The only paddling incident, other than my encounter with a tree, was in going through a short rapids where I misjudged the current and was pushed sideways while going through a narrow chute. I heard a loud crunch and found that I had cracked the side of my wooden boat. I had packed some waterproof, rubberized repair tape that I bought for this purpose and, after drying off both the inside and outside surfaces, I found that it stuck tenaciously and it worked very well. Back home, I tried to remove it and found that it is made to stick, not peel.
Our third day was the longest at 29 miles and we put in 8 hours on the water. None of us had much energy left so we just sat in the sand waiting for someone to offer to put our tent up for us. Gradually we got a second wind and set up camp, had a great swim, had dinner and were in our tents before it was fully dark.
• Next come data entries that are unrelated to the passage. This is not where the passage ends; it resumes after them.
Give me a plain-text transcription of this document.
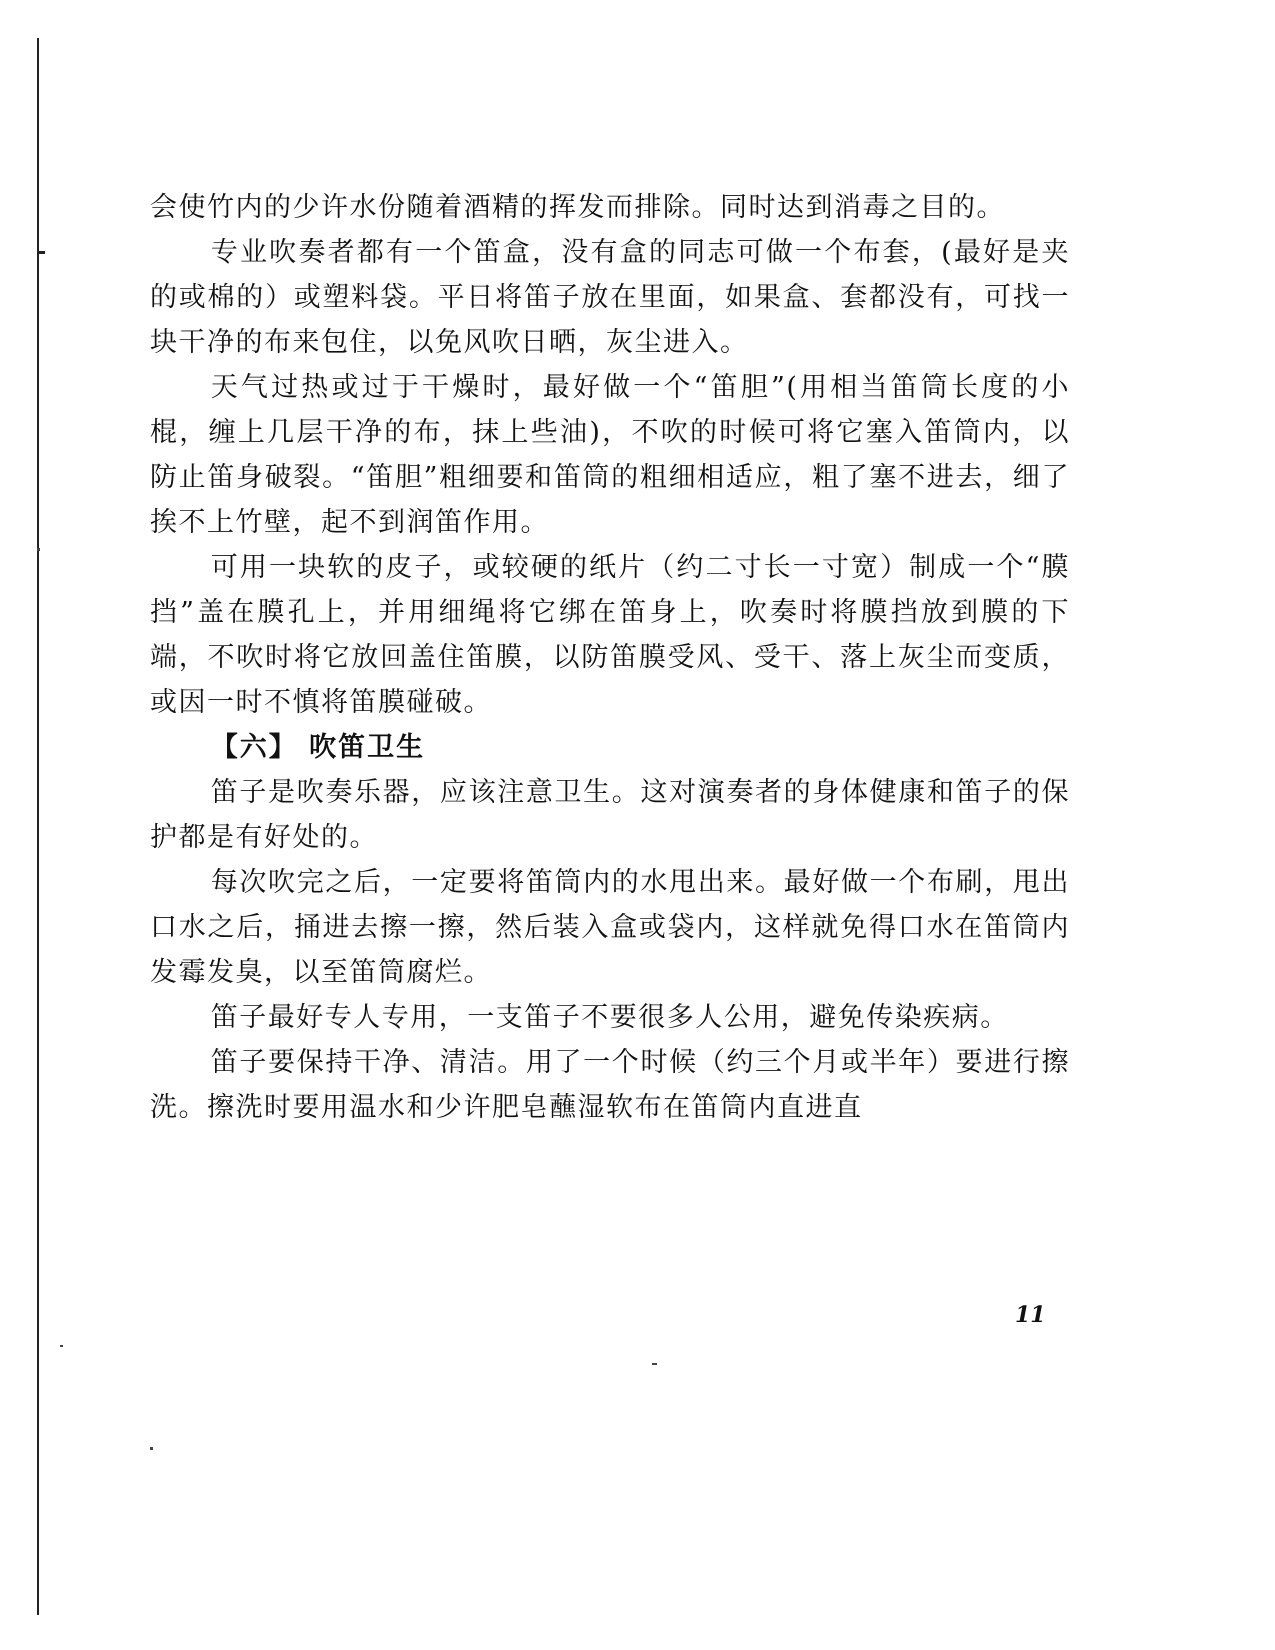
会使竹内的少许水份随着酒精的挥发而排除。同时达到消毒之目的。

专业吹奏者都有一个笛盒，没有盒的同志可做一个布套，(最好是夹的或棉的）或塑料袋。平日将笛子放在里面，如果盒、套都没有，可找一块干净的布来包住，以免风吹日晒，灰尘进入。

天气过热或过于干燥时，最好做一个“笛胆”(用相当笛筒长度的小棍，缠上几层干净的布，抹上些油)，不吹的时候可将它塞入笛筒内，以防止笛身破裂。“笛胆”粗细要和笛筒的粗细相适应，粗了塞不进去，细了挨不上竹壁，起不到润笛作用。

可用一块软的皮子，或较硬的纸片（约二寸长一寸宽）制成一个“膜挡”盖在膜孔上，并用细绳将它绑在笛身上，吹奏时将膜挡放到膜的下端，不吹时将它放回盖住笛膜，以防笛膜受风、受干、落上灰尘而变质，或因一时不慎将笛膜碰破。

【六】 吹笛卫生

笛子是吹奏乐器，应该注意卫生。这对演奏者的身体健康和笛子的保护都是有好处的。

每次吹完之后，一定要将笛筒内的水甩出来。最好做一个布刷，甩出口水之后，捅进去擦一擦，然后装入盒或袋内，这样就免得口水在笛筒内发霉发臭，以至笛筒腐烂。

笛子最好专人专用，一支笛子不要很多人公用，避免传染疾病。

笛子要保持干净、清洁。用了一个时候（约三个月或半年）要进行擦洗。擦洗时要用温水和少许肥皂蘸湿软布在笛筒内直进直

11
The night temperatures had been a little chilly and I was wishing for a little warmer sleeping bag. Our last day on the river dawned clear and cool and we had 12 miles to the end of the river where it flows into the White River.
When we picked up our shuttle four days previously we got a glimpse of the White River and were warned about it having all of its’ 8 spillgates open resulting in a 12 mile an hour current. Sounds like fun except when you have to paddle upstream as we would have to do for a half mile or so to get to our take out spot. This is a cause of concern.
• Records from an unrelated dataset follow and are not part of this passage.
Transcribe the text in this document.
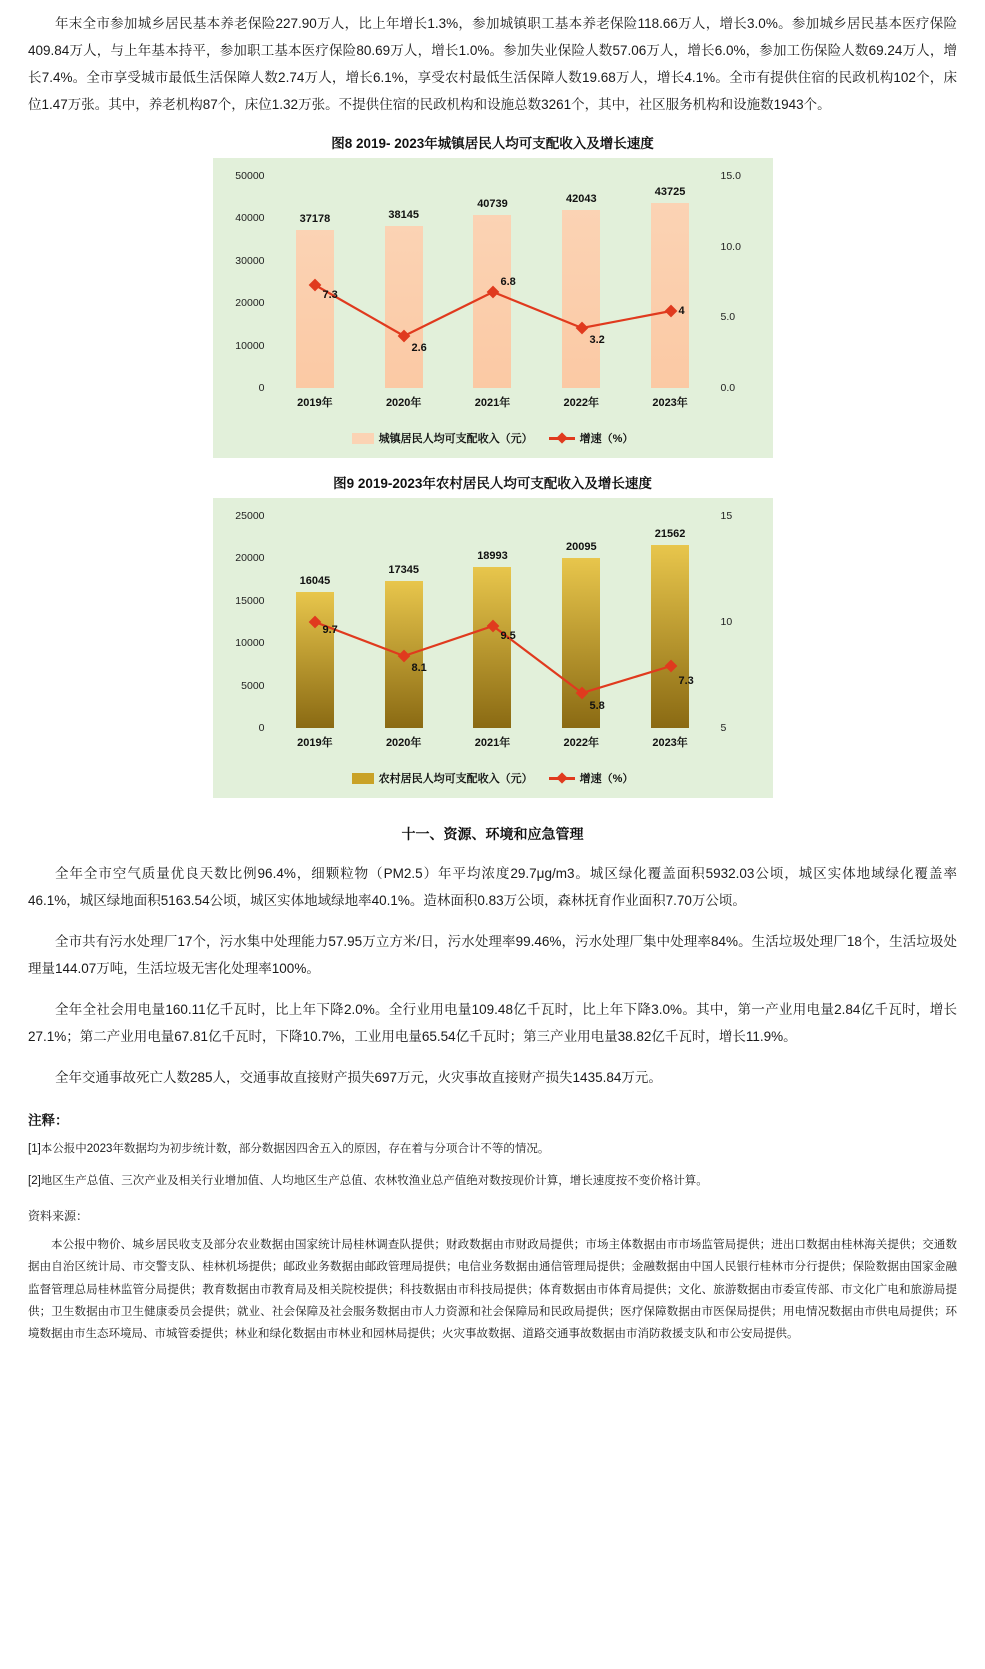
年末全市参加城乡居民基本养老保险227.90万人，比上年增长1.3%，参加城镇职工基本养老保险118.66万人，增长3.0%。参加城乡居民基本医疗保险409.84万人，与上年基本持平，参加职工基本医疗保险80.69万人，增长1.0%。参加失业保险人数57.06万人，增长6.0%，参加工伤保险人数69.24万人，增长7.4%。全市享受城市最低生活保障人数2.74万人，增长6.1%，享受农村最低生活保障人数19.68万人，增长4.1%。全市有提供住宿的民政机构102个，床位1.47万张。其中，养老机构87个，床位1.32万张。不提供住宿的民政机构和设施总数3261个，其中，社区服务机构和设施数1943个。

图8 2019- 2023年城镇居民人均可支配收入及增长速度
0
10000
20000
30000
40000
50000
0.0
5.0
10.0
15.0
37178	38145
40739	42043
43725
7.3
2.6
6.8
3.2
4
2019年	2020年	2021年	2022年	2023年
城镇居民人均可支配收入（元）	增速（%）
图9 2019-2023年农村居民人均可支配收入及增长速度
0
5000
10000
15000
20000
25000
5
10
15
16045
17345
18993
20095
21562
9.7
8.1
9.5
5.8
7.3
2019年	2020年	2021年	2022年	2023年
农村居民人均可支配收入（元）	增速（%）
十一、资源、环境和应急管理

全年全市空气质量优良天数比例96.4%，细颗粒物（PM2.5）年平均浓度29.7μg/m3。城区绿化覆盖面积5932.03公顷，城区实体地域绿化覆盖率46.1%，城区绿地面积5163.54公顷，城区实体地域绿地率40.1%。造林面积0.83万公顷，森林抚育作业面积7.70万公顷。

全市共有污水处理厂17个，污水集中处理能力57.95万立方米/日，污水处理率99.46%，污水处理厂集中处理率84%。生活垃圾处理厂18个，生活垃圾处理量144.07万吨，生活垃圾无害化处理率100%。

全年全社会用电量160.11亿千瓦时，比上年下降2.0%。全行业用电量109.48亿千瓦时，比上年下降3.0%。其中，第一产业用电量2.84亿千瓦时，增长27.1%；第二产业用电量67.81亿千瓦时，下降10.7%，工业用电量65.54亿千瓦时；第三产业用电量38.82亿千瓦时，增长11.9%。

全年交通事故死亡人数285人，交通事故直接财产损失697万元，火灾事故直接财产损失1435.84万元。

注释：

[1]本公报中2023年数据均为初步统计数，部分数据因四舍五入的原因，存在着与分项合计不等的情况。

[2]地区生产总值、三次产业及相关行业增加值、人均地区生产总值、农林牧渔业总产值绝对数按现价计算，增长速度按不变价格计算。

资料来源：

本公报中物价、城乡居民收支及部分农业数据由国家统计局桂林调查队提供；财政数据由市财政局提供；市场主体数据由市市场监管局提供；进出口数据由桂林海关提供；交通数据由自治区统计局、市交警支队、桂林机场提供；邮政业务数据由邮政管理局提供；电信业务数据由通信管理局提供；金融数据由中国人民银行桂林市分行提供；保险数据由国家金融监督管理总局桂林监管分局提供；教育数据由市教育局及相关院校提供；科技数据由市科技局提供；体育数据由市体育局提供；文化、旅游数据由市委宣传部、市文化广电和旅游局提供；卫生数据由市卫生健康委员会提供；就业、社会保障及社会服务数据由市人力资源和社会保障局和民政局提供；医疗保障数据由市医保局提供；用电情况数据由市供电局提供；环境数据由市生态环境局、市城管委提供；林业和绿化数据由市林业和园林局提供；火灾事故数据、道路交通事故数据由市消防救援支队和市公安局提供。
While paddling, we talked with some fishermen and they said that “only 5 of the spillgates were open currently and that we had their sympathy paddling against the swift current.” They recommended that we ferry across the White and go downstream a bit and land at a small marina and call for a ride.
As soon I nosed my kayak into the flow of the White I had a battle keeping it headed upstream to ferry over to Smith Island which was only 100 yards or so away. I landed on the island and saw Bob and Phil paddling the eddies along the edge of the White, apparently heading for our cars. Finally Bob had enough trying to keep his canoe straight in the current and he peeled off and ferried over to where I was. Phil kept up a slow and steady pace upstream until he was out of sight. He said later that his arms were like lead when he finally reached the far bank.
Bob and I made it the last 100 yards downstream over to Riley’s Marina, and placed our call up to Phil for a shuttle back to our cars. Shortly after the call, he pulled in and our trip was over.
Each Buffalo River trip is different, and this was the best trip by far. But then again, I say that about every Buffalo River trip. And it’s true each time.